Roma

La storia dell’aristocrazia in una tavolozza

I nobili capitolini del XVII secolo nei ritratti del fiammingo Ferdinand Voet

La storia dell’aristocrazia in una tavolozza

Laura Gigliotti

Era il Boldini del ’600 il fiammingo Ferdinand Voet (1639-1689), il ritrattista alla moda della Roma tardo-barocca. Un pittore galante conteso dalle famiglie nobili romane e dai «milordi» che dal Bel paese volevano portare in patria un ritratto-souvenir, magari in veste da camera, a differenza di Maratta che li vestiva da senatori romani e di Baciccio che trasformava le principesse in matrone. Amato dai Savoia e dalla nobiltà sabauda quando nel 1682 si stabilì in Piemonte e infine dagli aristocratici della corte di Luigi XV a Parigi dove trascorse l’ultima parte della sua vita.
A lanciarlo fu la «Galleria delle belle», una raccolta di ritratti delle più belle dame romane voluta dai Chigi nel 1672 e poi ripresa da altre potenti famiglie nobili come i Colonna, i Savoia, i Massimo. Nel palazzo Chigi di Ariccia in origine c’erano 37 ritratti, tutti di Voet, ma negli anni ’80, prima che il palazzo venisse acquistato dal Comune, un furto decimò la raccolta. Alcuni di essi sono esposti, assieme a opere provenienti da collezioni private e pubbliche, nella mostra Ferdinand Voet, ritrattista di Corte fra Roma e l'Europa del ’600, aperta a Castel Sant’Angelo dal ’26 novembre al ’26 dicembre. È molto rappresentato in collezioni private, ma poco nei musei pubblici, anche perché è stato riscoperto solo in anni recenti. La rassegna, costituita da una quarantina di ritratti, è curata da Francesco Petrucci, conservatore del Palazzo Chigi di Ariccia.
Il primo committente accertato di Voet fu Wilhelm von Furstenberg, nel 1669 l’incontro fatale con la regina Cristina di Svezia, la «Pallade del Nord» che rinuncia al trono, abbraccia il cattolicesimo e fa della sua residenza romana a Palazzo Riario, un centro di cultura e d’arte.

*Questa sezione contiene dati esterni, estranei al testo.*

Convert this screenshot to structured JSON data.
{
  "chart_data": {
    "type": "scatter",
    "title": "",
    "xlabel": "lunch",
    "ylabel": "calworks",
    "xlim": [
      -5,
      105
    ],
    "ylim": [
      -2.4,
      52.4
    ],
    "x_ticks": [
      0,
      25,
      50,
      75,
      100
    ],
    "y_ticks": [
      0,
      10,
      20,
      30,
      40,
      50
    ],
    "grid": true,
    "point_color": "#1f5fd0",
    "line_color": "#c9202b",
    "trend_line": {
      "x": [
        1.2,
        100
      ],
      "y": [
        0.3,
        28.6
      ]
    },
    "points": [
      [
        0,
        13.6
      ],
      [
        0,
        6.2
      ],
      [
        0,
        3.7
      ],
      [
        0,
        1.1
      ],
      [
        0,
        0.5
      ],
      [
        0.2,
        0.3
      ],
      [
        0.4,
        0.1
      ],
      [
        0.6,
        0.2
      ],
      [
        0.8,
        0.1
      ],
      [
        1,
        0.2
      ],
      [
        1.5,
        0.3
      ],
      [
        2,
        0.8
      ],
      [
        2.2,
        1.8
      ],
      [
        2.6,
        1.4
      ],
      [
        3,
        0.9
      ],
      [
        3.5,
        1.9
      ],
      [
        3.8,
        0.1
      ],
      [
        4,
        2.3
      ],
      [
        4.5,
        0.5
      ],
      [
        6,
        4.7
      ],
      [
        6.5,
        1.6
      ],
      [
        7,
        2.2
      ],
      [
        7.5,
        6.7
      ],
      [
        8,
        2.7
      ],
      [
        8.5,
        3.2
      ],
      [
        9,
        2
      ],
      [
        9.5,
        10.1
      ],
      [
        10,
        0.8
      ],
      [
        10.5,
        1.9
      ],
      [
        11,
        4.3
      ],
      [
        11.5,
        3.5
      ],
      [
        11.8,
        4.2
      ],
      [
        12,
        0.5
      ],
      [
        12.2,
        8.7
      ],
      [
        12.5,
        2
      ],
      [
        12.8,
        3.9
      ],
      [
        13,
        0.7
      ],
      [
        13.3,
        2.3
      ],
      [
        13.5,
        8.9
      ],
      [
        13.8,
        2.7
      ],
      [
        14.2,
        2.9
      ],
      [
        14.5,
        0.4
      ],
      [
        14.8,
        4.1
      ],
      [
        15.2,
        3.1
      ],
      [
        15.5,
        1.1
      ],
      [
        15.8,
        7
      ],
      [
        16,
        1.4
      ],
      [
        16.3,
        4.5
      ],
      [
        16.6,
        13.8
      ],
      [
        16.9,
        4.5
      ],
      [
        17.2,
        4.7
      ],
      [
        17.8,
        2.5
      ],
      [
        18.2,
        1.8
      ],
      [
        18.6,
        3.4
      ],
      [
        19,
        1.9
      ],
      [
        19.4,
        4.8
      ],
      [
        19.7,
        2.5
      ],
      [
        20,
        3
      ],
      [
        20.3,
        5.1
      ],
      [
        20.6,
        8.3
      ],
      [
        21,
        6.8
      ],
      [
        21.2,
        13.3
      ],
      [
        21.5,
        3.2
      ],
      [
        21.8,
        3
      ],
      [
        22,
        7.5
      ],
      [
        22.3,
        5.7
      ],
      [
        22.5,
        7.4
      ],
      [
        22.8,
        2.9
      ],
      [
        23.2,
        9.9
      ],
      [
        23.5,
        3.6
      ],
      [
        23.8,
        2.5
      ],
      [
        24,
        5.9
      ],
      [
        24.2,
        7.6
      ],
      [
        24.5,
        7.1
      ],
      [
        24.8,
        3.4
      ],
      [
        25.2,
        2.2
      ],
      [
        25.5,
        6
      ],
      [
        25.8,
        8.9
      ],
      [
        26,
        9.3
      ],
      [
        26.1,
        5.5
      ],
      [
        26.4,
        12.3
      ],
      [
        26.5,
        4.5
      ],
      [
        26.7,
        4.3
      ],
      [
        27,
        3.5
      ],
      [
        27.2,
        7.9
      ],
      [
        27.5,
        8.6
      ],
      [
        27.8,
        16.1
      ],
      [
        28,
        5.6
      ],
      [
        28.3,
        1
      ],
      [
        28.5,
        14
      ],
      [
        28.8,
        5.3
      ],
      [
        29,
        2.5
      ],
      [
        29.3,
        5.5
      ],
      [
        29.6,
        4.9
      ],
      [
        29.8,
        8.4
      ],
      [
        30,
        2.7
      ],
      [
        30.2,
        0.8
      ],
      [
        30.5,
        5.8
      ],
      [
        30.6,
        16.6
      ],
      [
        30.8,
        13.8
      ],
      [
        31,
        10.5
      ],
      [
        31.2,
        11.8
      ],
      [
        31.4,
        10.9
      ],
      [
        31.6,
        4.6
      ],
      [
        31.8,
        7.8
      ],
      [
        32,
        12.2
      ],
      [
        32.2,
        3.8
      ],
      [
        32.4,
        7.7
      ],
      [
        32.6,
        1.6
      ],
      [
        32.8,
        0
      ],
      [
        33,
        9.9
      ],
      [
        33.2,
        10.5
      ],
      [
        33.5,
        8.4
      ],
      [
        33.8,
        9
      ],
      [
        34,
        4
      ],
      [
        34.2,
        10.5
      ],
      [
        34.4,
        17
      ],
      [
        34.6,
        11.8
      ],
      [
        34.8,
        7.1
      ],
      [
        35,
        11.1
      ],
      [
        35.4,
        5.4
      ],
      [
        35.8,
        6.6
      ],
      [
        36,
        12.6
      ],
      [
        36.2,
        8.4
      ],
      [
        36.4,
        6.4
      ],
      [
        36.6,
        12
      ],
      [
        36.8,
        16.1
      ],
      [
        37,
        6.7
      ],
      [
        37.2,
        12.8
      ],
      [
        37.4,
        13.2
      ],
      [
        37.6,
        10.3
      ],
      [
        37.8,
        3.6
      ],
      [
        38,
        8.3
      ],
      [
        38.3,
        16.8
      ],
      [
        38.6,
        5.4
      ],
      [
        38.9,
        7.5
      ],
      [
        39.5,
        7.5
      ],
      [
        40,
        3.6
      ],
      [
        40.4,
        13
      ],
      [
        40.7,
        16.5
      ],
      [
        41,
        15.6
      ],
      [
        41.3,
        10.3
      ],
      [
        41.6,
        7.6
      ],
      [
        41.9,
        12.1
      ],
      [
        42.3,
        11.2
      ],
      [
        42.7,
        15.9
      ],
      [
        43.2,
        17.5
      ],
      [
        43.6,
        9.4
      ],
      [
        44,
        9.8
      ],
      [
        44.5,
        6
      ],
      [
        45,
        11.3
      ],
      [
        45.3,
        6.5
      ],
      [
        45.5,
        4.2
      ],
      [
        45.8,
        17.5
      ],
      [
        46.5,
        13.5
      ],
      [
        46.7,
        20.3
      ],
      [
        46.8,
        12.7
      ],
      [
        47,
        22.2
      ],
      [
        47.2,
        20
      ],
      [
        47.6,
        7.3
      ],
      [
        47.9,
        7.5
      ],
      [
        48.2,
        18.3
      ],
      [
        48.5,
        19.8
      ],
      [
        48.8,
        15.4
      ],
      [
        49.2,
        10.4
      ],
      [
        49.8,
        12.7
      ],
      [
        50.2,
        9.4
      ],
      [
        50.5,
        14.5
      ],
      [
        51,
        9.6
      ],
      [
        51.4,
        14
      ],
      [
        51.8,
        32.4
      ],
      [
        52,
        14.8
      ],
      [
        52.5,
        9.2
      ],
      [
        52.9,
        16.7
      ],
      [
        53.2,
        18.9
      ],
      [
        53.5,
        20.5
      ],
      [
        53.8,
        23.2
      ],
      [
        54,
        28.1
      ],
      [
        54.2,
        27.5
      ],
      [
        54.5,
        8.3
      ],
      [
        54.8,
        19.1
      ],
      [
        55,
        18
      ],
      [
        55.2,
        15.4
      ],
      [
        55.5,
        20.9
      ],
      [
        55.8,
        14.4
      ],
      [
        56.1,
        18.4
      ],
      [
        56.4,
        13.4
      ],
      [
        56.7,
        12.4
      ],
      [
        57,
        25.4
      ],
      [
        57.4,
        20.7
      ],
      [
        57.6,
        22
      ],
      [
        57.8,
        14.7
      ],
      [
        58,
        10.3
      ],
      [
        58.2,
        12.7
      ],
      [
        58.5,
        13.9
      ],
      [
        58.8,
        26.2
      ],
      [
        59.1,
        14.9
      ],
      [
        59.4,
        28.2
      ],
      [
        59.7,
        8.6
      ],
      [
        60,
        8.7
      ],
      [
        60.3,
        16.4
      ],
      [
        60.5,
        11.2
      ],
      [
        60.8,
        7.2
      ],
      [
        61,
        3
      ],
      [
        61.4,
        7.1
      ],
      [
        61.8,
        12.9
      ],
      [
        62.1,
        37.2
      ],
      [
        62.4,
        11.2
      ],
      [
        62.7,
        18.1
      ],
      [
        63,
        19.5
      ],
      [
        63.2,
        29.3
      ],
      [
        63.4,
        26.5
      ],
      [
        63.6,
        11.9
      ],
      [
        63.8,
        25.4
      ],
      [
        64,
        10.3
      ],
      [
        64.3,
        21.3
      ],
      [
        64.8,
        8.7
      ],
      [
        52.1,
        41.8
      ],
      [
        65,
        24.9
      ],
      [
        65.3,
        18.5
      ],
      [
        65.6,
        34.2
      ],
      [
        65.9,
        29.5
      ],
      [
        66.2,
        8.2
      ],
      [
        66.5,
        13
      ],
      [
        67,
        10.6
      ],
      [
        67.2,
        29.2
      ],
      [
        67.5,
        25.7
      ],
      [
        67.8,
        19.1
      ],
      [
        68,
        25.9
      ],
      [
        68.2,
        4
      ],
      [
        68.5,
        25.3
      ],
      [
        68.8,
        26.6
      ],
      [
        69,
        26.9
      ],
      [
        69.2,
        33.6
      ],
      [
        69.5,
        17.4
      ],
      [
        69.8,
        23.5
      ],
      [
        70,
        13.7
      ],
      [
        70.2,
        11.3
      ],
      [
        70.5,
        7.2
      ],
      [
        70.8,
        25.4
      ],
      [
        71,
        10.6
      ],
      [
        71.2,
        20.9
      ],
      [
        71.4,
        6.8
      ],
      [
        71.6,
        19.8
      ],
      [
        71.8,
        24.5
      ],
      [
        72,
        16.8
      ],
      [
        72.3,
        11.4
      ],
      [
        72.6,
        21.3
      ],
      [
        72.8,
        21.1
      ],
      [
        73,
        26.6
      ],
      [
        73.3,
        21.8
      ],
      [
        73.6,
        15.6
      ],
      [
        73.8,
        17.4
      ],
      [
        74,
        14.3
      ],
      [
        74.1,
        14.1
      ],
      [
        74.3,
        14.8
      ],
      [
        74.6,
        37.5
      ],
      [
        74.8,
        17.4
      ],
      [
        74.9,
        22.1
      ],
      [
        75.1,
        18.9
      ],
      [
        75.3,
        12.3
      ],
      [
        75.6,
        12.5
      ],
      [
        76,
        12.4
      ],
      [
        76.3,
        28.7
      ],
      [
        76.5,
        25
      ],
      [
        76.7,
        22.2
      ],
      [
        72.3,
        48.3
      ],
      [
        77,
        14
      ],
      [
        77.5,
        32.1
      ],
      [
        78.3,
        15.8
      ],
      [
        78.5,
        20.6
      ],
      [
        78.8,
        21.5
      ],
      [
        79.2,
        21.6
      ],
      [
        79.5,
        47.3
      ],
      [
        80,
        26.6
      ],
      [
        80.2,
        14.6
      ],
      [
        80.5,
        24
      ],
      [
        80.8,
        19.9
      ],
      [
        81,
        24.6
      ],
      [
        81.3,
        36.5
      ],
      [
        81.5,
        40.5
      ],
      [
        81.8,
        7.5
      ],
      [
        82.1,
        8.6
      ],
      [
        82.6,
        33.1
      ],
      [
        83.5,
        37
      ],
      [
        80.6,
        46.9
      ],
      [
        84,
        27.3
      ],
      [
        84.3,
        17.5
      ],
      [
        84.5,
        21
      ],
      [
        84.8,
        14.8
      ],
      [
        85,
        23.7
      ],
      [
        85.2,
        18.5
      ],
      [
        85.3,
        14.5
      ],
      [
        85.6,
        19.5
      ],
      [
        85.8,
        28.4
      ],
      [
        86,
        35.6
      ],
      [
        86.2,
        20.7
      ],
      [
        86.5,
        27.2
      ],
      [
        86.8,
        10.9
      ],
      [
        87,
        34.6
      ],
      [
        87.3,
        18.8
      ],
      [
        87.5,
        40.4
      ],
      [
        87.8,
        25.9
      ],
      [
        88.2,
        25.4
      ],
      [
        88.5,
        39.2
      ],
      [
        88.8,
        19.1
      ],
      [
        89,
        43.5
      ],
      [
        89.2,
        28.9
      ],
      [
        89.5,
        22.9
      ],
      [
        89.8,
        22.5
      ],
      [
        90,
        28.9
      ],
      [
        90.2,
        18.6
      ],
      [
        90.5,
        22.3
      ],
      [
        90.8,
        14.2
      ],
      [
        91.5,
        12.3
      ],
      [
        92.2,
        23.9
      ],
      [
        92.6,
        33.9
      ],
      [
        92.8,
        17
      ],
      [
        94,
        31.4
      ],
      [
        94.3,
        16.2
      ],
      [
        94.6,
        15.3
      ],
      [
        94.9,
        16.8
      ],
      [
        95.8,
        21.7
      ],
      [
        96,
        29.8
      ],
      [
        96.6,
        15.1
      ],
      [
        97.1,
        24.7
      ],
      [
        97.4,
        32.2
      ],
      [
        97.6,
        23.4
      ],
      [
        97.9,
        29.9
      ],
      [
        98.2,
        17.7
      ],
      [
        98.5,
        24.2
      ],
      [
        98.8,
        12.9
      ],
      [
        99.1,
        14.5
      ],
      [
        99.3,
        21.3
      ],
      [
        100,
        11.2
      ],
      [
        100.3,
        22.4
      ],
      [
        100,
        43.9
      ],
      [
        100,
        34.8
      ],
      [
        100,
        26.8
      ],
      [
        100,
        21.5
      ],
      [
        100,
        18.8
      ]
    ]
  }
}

Le sue collezioni passate agli Odescalchi saranno vendute al duca di Orléans (i dipinti), e al re di Spagna (le sculture). A Voet Cristina affida la pubblicazione in repliche e varianti della sua immagine. Come quella che la ritrae assisa sul trono con il manto bordato di ermellino e in mano il globo simbolo della regalità.
Vedendo i ritratti di principi, marchesi, cardinali, abati, gentiluomini con colbacchi e turbanti orientaleggianti, di donne dagli attillati e audaci corsetti, con mazzetti di fiori sull’acconciatura, o in abiti vedovili, o in abiti da novizia, come Flavia Virginia Chigi, si ripercorre la storia dell’aristocrazia del XVII secolo, gli intrighi, i matrimoni perché il nome non si estingua.
È in piedi di tre quarti presso una colonna Lorenzo Onofrio Colonna, Connestabile del Regno di Napoli. E fra le donne figurano Olimpia Aldobrandini-Pamphilj, rappresentata in abito nero, privo di gioielli, forse a «mezzo lutto»per la morte del secondo marito, il principe Camillo Pamphilj, l’ex cardinale nipote di Innocenzo X che sposò dopo pochi mesi dalla morte del primo marito, il principe Paolo Borghese, nipote di Paolo V.

Maria Camilla Pallavicini Rospigliosi è raffigurata con un deshabillé rosa che si apre su un’ampia scollatura e «Ortensia Mancini come Cleopatra»vera ispiratrice del cabinet des dames di Voet.